Embracing joy during the holiday season is possible through thoughtful planning, self-care, and a positive mindset. By prioritizing your well-being, simplifying your celebrations, and seeking support from loved ones, you can make the most of this special time of year. Remember that the essence of the holidays lies in the moments you share and the love you give through thoughts and deeds at this season.

5 replies
  1. Seana Turner
    Seana Turner says:

    I’m really resonating with your call to simplicity. Opulence and greatness may be pretty in a Hallmark movie, but there was an entire staff arranging those scenes. There are diminishing returns for most holiday festivities. Something as simple as singing Christmas carols together can make such wonderful memories.

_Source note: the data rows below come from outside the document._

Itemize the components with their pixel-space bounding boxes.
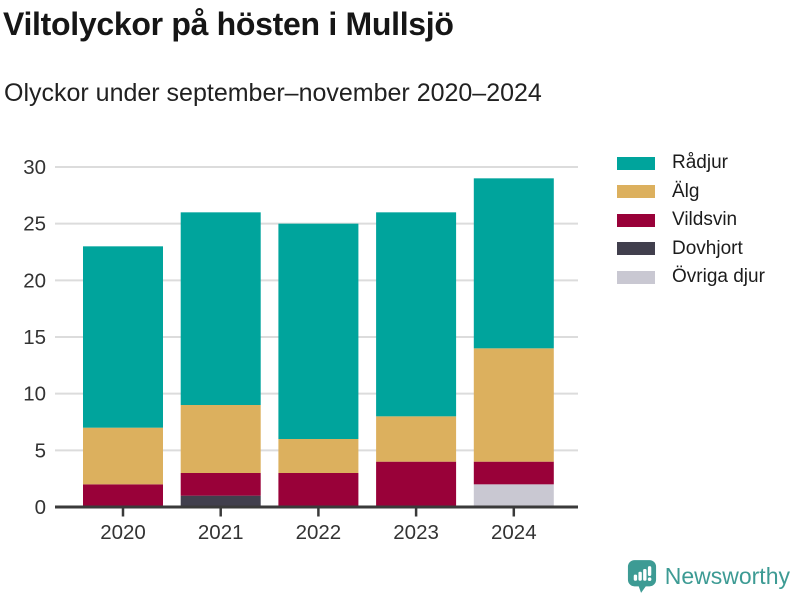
bar-segment-ovriga-djur-2024 [473,484,554,507]
legend-swatch-dovhjort [617,242,655,256]
x-tick-label-2021: 2021 [198,521,244,544]
bar-segment-vildsvin-2022 [278,473,359,507]
brand-footer: Newsworthy [627,559,790,593]
legend-swatch-ovriga-djur [617,270,655,284]
y-tick-label-20: 20 [23,269,46,292]
bar-segment-alg-2021 [180,405,261,473]
x-tick-label-2022: 2022 [296,521,342,544]
y-tick-label-30: 30 [23,156,46,179]
legend-item-vildsvin: Vildsvin [617,206,800,235]
x-tick-label-2024: 2024 [491,521,537,544]
chart-subtitle: Olyckor under september–november 2020–20… [4,79,542,107]
legend-label-radjur: Rådjur [672,152,728,174]
bar-segment-vildsvin-2021 [180,473,261,496]
bar-segment-alg-2022 [278,439,359,473]
bar-segment-radjur-2020 [83,246,163,428]
y-tick-label-10: 10 [23,383,46,406]
y-tick-label-15: 15 [23,326,46,349]
legend-item-ovriga-djur: Övriga djur [617,263,800,292]
bar-segment-vildsvin-2020 [83,484,163,507]
y-tick-label-0: 0 [35,496,46,519]
legend-item-alg: Älg [617,178,800,207]
y-tick-label-25: 25 [23,213,46,236]
stacked-bar-chart-plot: 2020 2021 2022 2023 2024 0 5 10 15 20 25 30 [23,156,578,544]
legend-label-vildsvin: Vildsvin [672,209,738,231]
legend-item-radjur: Rådjur [617,149,800,178]
y-tick-label-5: 5 [35,439,46,462]
bar-segment-dovhjort-2021 [180,495,261,507]
bar-segment-radjur-2022 [278,223,359,439]
bar-segment-alg-2024 [473,348,554,462]
bar-segment-vildsvin-2024 [473,461,554,485]
bar-segment-radjur-2021 [180,212,261,405]
bar-segment-vildsvin-2023 [376,461,457,507]
legend-swatch-alg [617,185,655,199]
legend-swatch-vildsvin [617,213,655,227]
legend-label-dovhjort: Dovhjort [672,237,743,259]
newsworthy-logo-icon [627,560,656,593]
brand-name: Newsworthy [664,562,790,589]
bar-segment-alg-2020 [83,427,163,485]
x-tick-label-2020: 2020 [100,521,146,544]
chart-title: Viltolyckor på hösten i Mullsjö [3,6,454,42]
legend-label-alg: Älg [672,180,700,202]
legend-item-dovhjort: Dovhjort [617,235,800,264]
chart-legend: Rådjur Älg Vildsvin Dovhjort Övriga djur [617,149,800,292]
legend-label-ovriga-djur: Övriga djur [672,266,765,288]
bar-segment-radjur-2023 [376,212,457,417]
legend-swatch-radjur [617,156,655,170]
x-tick-label-2023: 2023 [393,521,439,544]
bar-segment-alg-2023 [376,416,457,462]
bar-segment-radjur-2024 [473,178,554,349]
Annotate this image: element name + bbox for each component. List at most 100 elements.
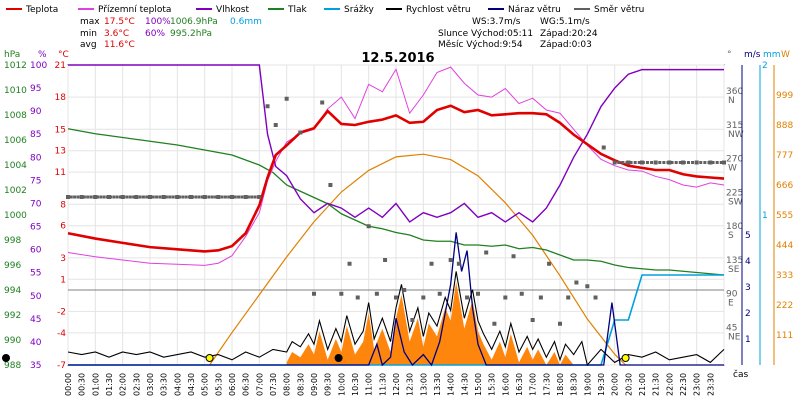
- direction-point: [105, 195, 109, 199]
- direction-point: [158, 195, 162, 199]
- direction-label: NW: [728, 130, 744, 140]
- temperature-tick: 11: [55, 168, 66, 178]
- direction-label: E: [728, 299, 734, 309]
- humidity-tick: 80: [30, 153, 42, 163]
- stats-max-temp: 17.5°C: [104, 17, 135, 27]
- direction-point: [629, 161, 633, 164]
- humidity-tick: 90: [30, 107, 42, 117]
- gust-line: [68, 232, 724, 367]
- direction-point: [476, 291, 480, 296]
- direction-point: [265, 104, 270, 109]
- direction-point: [674, 161, 678, 164]
- direction-point: [99, 195, 103, 199]
- direction-point: [66, 195, 70, 199]
- direction-point: [722, 160, 726, 165]
- x-tick-label: 21:30: [652, 373, 661, 396]
- solar-tick: 888: [776, 121, 793, 131]
- direction-point: [585, 284, 590, 289]
- x-tick-label: 02:00: [119, 373, 128, 396]
- direction-point: [79, 195, 83, 199]
- temperature-unit: °C: [58, 50, 69, 60]
- direction-point: [115, 195, 119, 199]
- direction-point: [394, 295, 398, 300]
- plot-area: [2, 64, 726, 367]
- direction-point: [686, 161, 690, 164]
- direction-point: [355, 295, 360, 300]
- direction-point: [402, 288, 407, 292]
- x-tick-label: 23:30: [706, 373, 715, 396]
- x-tick-label: 12:00: [392, 373, 401, 396]
- legend-label: Přízemní teplota: [98, 5, 171, 15]
- direction-point: [347, 261, 352, 266]
- pressure-tick: 996: [4, 261, 21, 271]
- wind-tick: 1: [745, 335, 751, 345]
- direction-tick: 180: [726, 222, 743, 232]
- direction-point: [662, 161, 666, 164]
- direction-point: [189, 195, 193, 199]
- x-tick-label: 22:30: [679, 373, 688, 396]
- sunset-marker: [621, 354, 630, 362]
- direction-point: [174, 195, 178, 199]
- humidity-unit: %: [38, 50, 47, 60]
- direction-point: [220, 195, 224, 199]
- ground-temperature-line: [67, 66, 725, 266]
- direction-point: [558, 321, 562, 326]
- stats-ws: WS:3.7m/s: [472, 17, 521, 27]
- stats-block: max 17.5°C 100% 1006.9hPa 0.6mm min 3.6°…: [80, 17, 598, 50]
- x-tick-label: 18:00: [556, 373, 565, 396]
- x-axis-label: čas: [733, 369, 748, 380]
- pressure-tick: 994: [4, 286, 21, 296]
- axis-units: hPa % °C ° m/s mm W: [4, 50, 790, 60]
- solar-tick: 666: [776, 181, 793, 191]
- x-tick-label: 00:00: [64, 373, 73, 396]
- wind-area: [286, 281, 574, 365]
- x-tick-label: 07:00: [255, 373, 264, 396]
- direction-point: [243, 195, 247, 199]
- pressure-unit: hPa: [4, 50, 20, 60]
- x-axis: 00:00 00:30 01:00 01:30 02:00 02:30 03:00 03:30…: [64, 373, 715, 396]
- direction-point: [566, 295, 571, 300]
- x-tick-label: 12:30: [406, 373, 415, 396]
- rain-unit: mm: [763, 50, 781, 60]
- direction-label: SW: [728, 197, 743, 207]
- direction-tick: 270: [726, 155, 743, 165]
- x-tick-label: 17:30: [542, 373, 551, 396]
- direction-point: [284, 96, 289, 101]
- rain-tick: 2: [762, 61, 768, 71]
- direction-point: [148, 195, 152, 199]
- solar-tick: 222: [776, 301, 793, 311]
- direction-point: [641, 161, 645, 164]
- direction-point: [107, 195, 111, 199]
- x-tick-label: 16:00: [501, 373, 510, 396]
- legend-label: Tlak: [287, 5, 308, 15]
- direction-point: [125, 195, 129, 199]
- direction-tick: 225: [726, 188, 743, 198]
- temperature-tick: 15: [55, 125, 66, 135]
- direction-point: [178, 195, 182, 199]
- x-tick-label: 11:00: [365, 373, 374, 396]
- x-tick-label: 19:00: [583, 373, 592, 396]
- direction-point: [155, 195, 159, 199]
- direction-point: [421, 295, 426, 300]
- x-tick-label: 16:30: [515, 373, 524, 396]
- x-tick-label: 02:30: [132, 373, 141, 396]
- direction-point: [339, 291, 344, 296]
- legend-label: Vlhkost: [216, 5, 249, 15]
- direction-tick: 90: [726, 290, 738, 300]
- x-tick-label: 23:00: [693, 373, 702, 396]
- x-tick-label: 03:00: [146, 373, 155, 396]
- direction-point: [194, 195, 198, 199]
- direction-point: [191, 195, 195, 199]
- direction-point: [118, 195, 122, 199]
- direction-point: [246, 195, 250, 199]
- direction-point: [210, 195, 214, 199]
- humidity-line: [68, 64, 724, 223]
- solar-tick: 555: [776, 211, 793, 221]
- grid: [67, 64, 725, 366]
- direction-point: [637, 161, 641, 164]
- stats-max-hum: 100%: [145, 17, 171, 27]
- x-tick-label: 20:00: [611, 373, 620, 396]
- direction-point: [617, 161, 621, 164]
- stats-min-hum: 60%: [145, 29, 165, 39]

    It is the event that we can enjoy and be fully present in that is likely to pay the greatest rewards!

  2. Linda Samuels
    Linda Samuels says:

    These are such excellent suggestions for making the holidays more joyful and less stressful. I don’t have ADHD, but I can easily feel overwhelmed by all the social engagements this time of year. So, I’m paying attention to what I say “yes” or “no” to, along with planning for self-care in between events. I love seeing our family and friends, but it can be a lot when the events are grouped back-to-back.

    Some things I do to help are balance the active social days with quiet ones, get enough sleep, stay hydrated, and make things as simple as possible.

  3. Seana Turner
    Seana Turner says:

    I’m really embracing the Simplicity idea more and more each year. I’ve realized that I can have a lot of wonderful traditions, but I don’t have to do each one every year. I can mix it up, or focus on the tradition that best fits the time and money I have this year.

    A few traditions with focus and intent will mean more than a bunch that I rush through and stress out about.

  4. Ellen
    Ellen says:

    It is so true that more is not always what it feels or seems to be. I love your phrase, “diminishing returns” because the more we put in does not mean the more we appreciate it.